Derry Girls was a unique portrayal of The Troubles of Ireland

Derry Girls was a unique portrayal of The Troubles of Ireland

A tale narrating one of history’s deepest political and religious conflicts, new Netflix release Derry Girls recounts the ‘90s conflict in Ireland through the everyday lives of ordinary citizens.

Derry Girls revolves around five high-schoolers growing up amidst the turbulent times of conflict in Ireland, infamously dubbed “The Troubles.” Erin Quinn (Saoirse Ronan), James Mcguire (Dylan Llewellyn), Clare Devlin (Nicola Coughlan), Orla McCool (Louisa Harland), and Michelle Mallon (Jamie-Lee O’Donnell) attempt to live uninterrupted by the constant violence and disruption surrounding them.

The unique setting of the Northern Ireland/Republic of Ireland border and distinctive time period of the 1990s intertwine to create a storyline rooted in complexity. Each character living in this difficult time adds a different piece to the puzzle of the community, from Clare’s intelligence to Orla’s quirks. These individualistic characteristics made for some genuinely funny scenes.

Despite the relatively humorous everyday lives of the characters, serious undertones of conflict remained deeply rooted in each episode. It’s here, within the daily tales, that the story lies.

In a specifically memorable moment, the five teenagers find themselves en route to school on their school bus when armed troops stop their vehicle, dismount their frightening Land Rovers, and board the bus full of innocent children for inspection. The juxtaposition of virtuous children staring at virulent weapons on their school bus was chilling.

Scenes like this would be unable to be replicated on any other program; they were eccentric and solely possible because of Derry Girls’ unique circumstance of being set in a deep dispute.

What was once my vague knowledge of a conflict in Ireland evolved into a comprehensive understanding of the many factors behind the clashes. Description of the ethnonationalist disruption was aided by startlingly realistic portrayals of Irish Republican Army (IRA) soldiers and the ever-present wall dividing the two disputatious sides.

Derry Girls actually was aired on BBC Ireland at the beginning of 2018 before becoming available on Netflix a few weeks ago. Its success in Ireland speaks volumes to the impact it had on the Irish people and their history. The fighting. The people. The places. The endless effects. Each of these imperative components is still ingrained in the Irish today; in Derry Girls, their effects visually came to life, and it was interesting and enhancing to see this as a foreigner.

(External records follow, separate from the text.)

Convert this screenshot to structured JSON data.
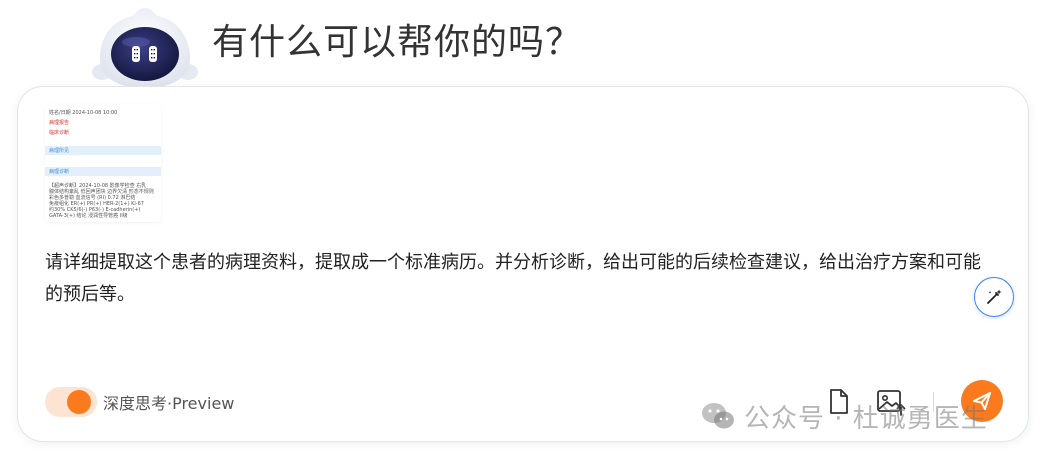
{
  "header": {
    "title": "有什么可以帮你的吗？"
  },
  "composer": {
    "attachment": {
      "lines": [
        "姓名/日期  2024-10-08 10:00",
        "病理报告",
        "临床诊断",
        "病理所见",
        "病理诊断",
        "【超声诊断】2024-10-08 影像学检查 右乳",
        "腺体结构紊乱 低回声团块 边界欠清 形态不规则",
        "彩色多普勒 血流信号 (RI) 0.72 淋巴结",
        "免疫组化 ER(+) PR(+) HER-2(1+) Ki-67",
        "约30% CK5/6(-) P63(-) E-cadherin(+)",
        "GATA-3(+) 结论 浸润性导管癌 II级",
        "..."
      ]
    },
    "prompt": "请详细提取这个患者的病理资料，提取成一个标准病历。并分析诊断，给出可能的后续检查建议，给出治疗方案和可能的预后等。",
    "toggle": {
      "label": "深度思考·Preview",
      "on": true
    }
  },
  "watermark": {
    "text": "公众号 · 杜诚勇医生"
  },
  "colors": {
    "accent": "#fb7a1d",
    "accent_soft": "#fde3d2",
    "magic_border": "#3b82f6",
    "text": "#222222"
  }
}
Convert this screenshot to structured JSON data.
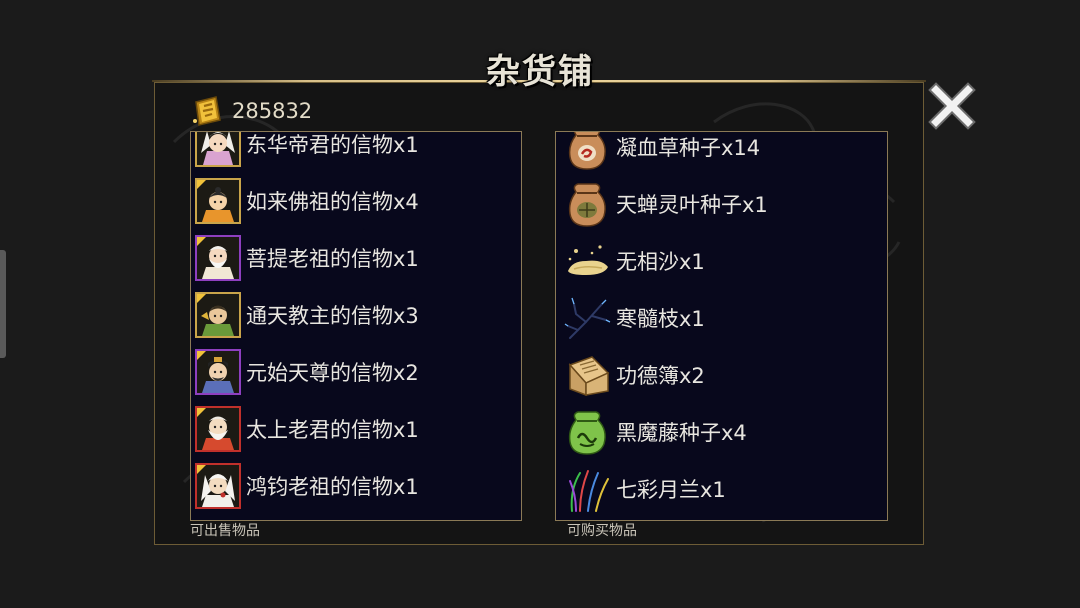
{
  "shop": {
    "title": "杂货铺",
    "currency": {
      "icon": "gold-ingot-icon",
      "amount": "285832"
    },
    "close_icon": "close-icon",
    "sell_label": "可出售物品",
    "buy_label": "可购买物品"
  },
  "sell_items": [
    {
      "name": "东华帝君的信物x1",
      "icon": "donghua-dijun-portrait",
      "rarity": "gold"
    },
    {
      "name": "如来佛祖的信物x4",
      "icon": "rulai-fozu-portrait",
      "rarity": "gold"
    },
    {
      "name": "菩提老祖的信物x1",
      "icon": "puti-laozu-portrait",
      "rarity": "purple"
    },
    {
      "name": "通天教主的信物x3",
      "icon": "tongtian-jiaozhu-portrait",
      "rarity": "gold"
    },
    {
      "name": "元始天尊的信物x2",
      "icon": "yuanshi-tianzun-portrait",
      "rarity": "purple"
    },
    {
      "name": "太上老君的信物x1",
      "icon": "taishang-laojun-portrait",
      "rarity": "red"
    },
    {
      "name": "鸿钧老祖的信物x1",
      "icon": "hongjun-laozu-portrait",
      "rarity": "red"
    }
  ],
  "buy_items": [
    {
      "name": "凝血草种子x14",
      "icon": "seed-bag-red-icon"
    },
    {
      "name": "天蝉灵叶种子x1",
      "icon": "seed-bag-green-icon"
    },
    {
      "name": "无相沙x1",
      "icon": "sand-pile-icon"
    },
    {
      "name": "寒髓枝x1",
      "icon": "blue-branch-icon"
    },
    {
      "name": "功德簿x2",
      "icon": "scroll-book-icon"
    },
    {
      "name": "黑魔藤种子x4",
      "icon": "seed-bag-lime-icon"
    },
    {
      "name": "七彩月兰x1",
      "icon": "rainbow-orchid-icon"
    }
  ],
  "colors": {
    "background": "#1b1b1b",
    "list_background": "#08081c",
    "frame_gold": "#d8c089",
    "rarity_gold": "#c9a44a",
    "rarity_purple": "#8e3fc0",
    "rarity_red": "#c0302b"
  }
}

Above all, the cast perfectly matched their respective, distinctive roles. Ronan portrayed Erin with passion, and the actress’s heritage and roots shone through her performance; as a main character, I could not imagine better casting. Additionally, O’Donnell provided much-needed comedic relief through her character of Michelle, my personal favorite.

With only six episodes at twenty minutes each, Derry Girls is perfect for a weekend binge or a short, quick watch. I’m continually impressed with how much depth and information was packed within two hours, while still maintaining a comedic edge. Derry Girls’ passion, scripting, and unique circumstance rendered it the most informative comedy I’ve ever seen.